This work investigates the theoretical foundations and noise–signal trade-off mechanisms of two-stage optimizers in high-dimensional training settings. Focusing on LA-DiLoCo and its variants within high-dimensional linear regression, the study integrates tools from high-dimensional statistics, asynchronous optimization, and momentum theory to provide the first high-dimensional characterization of their noise properties and acceleration potential. The main contributions include clarifying the distinct optimization dynamics between single- and multi-worker settings, establishing that Lookahead (LA) achieves a superior signal-to-noise ratio compared to standard SGD, demonstrating that Nesterov momentum maximizes acceleration through nonlinear transformations of the effective Hessian spectrum, and verifying that Stochastic Lookahead (SLA) can attain acceleration under specific momentum configurations, with multi-worker noise controllable via hyperparameter tuning.

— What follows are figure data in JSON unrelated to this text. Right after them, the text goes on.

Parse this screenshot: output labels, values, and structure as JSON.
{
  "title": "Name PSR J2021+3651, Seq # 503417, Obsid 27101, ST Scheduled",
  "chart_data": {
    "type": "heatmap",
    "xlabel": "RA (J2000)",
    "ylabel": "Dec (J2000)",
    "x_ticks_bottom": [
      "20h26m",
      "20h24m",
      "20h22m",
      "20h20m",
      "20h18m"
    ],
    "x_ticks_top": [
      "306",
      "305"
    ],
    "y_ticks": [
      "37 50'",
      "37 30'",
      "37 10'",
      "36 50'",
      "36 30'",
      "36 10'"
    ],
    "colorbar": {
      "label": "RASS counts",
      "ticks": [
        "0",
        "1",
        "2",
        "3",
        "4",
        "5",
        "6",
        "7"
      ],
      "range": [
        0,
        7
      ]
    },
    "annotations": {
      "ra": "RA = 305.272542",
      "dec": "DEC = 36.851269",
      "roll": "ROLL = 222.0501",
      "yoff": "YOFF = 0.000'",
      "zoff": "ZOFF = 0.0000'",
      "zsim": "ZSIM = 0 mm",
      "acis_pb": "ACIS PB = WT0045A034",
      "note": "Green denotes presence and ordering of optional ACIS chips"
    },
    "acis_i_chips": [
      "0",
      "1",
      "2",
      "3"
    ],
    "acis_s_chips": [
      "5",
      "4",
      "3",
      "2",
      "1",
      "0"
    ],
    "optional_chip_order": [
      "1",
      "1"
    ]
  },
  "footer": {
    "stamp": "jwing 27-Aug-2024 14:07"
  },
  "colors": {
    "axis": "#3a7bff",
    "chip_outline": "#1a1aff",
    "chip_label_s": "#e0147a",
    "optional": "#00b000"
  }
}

The trend towards larger training setups has brought a renewed interest in partially asynchronous two-phase optimizers which optimize locally and then synchronize across workers. Additionally, recent work suggests that the one-worker version of one of these algorithms, DiLoCo, shows promising results as a (synchronous) optimizer. Motivated by these studies we present an analysis of LA-DiLoCo, a simple member of the DiLoCo family, on a high-dimensional linear regression problem. We show that the one-worker variant, LA, provides a different tradeoff between signal and noise than SGD, which is beneficial in many scenarios. We also show that the multi-worker version generates more noise than the single worker version, but that this additional noise generation can be ameliorated by appropriate choice of hyperparameters. We conclude with an analysis of SLA -- LA with momentum -- and show that stacking two momentum operators gives an opportunity for acceleration via a non-linear transformation of the "effective'' Hessian spectrum, which is maximized for Nesterov momentum. Altogether our results show that two-phase optimizers represent a fruitful new paradigm for understanding and improving training algorithms.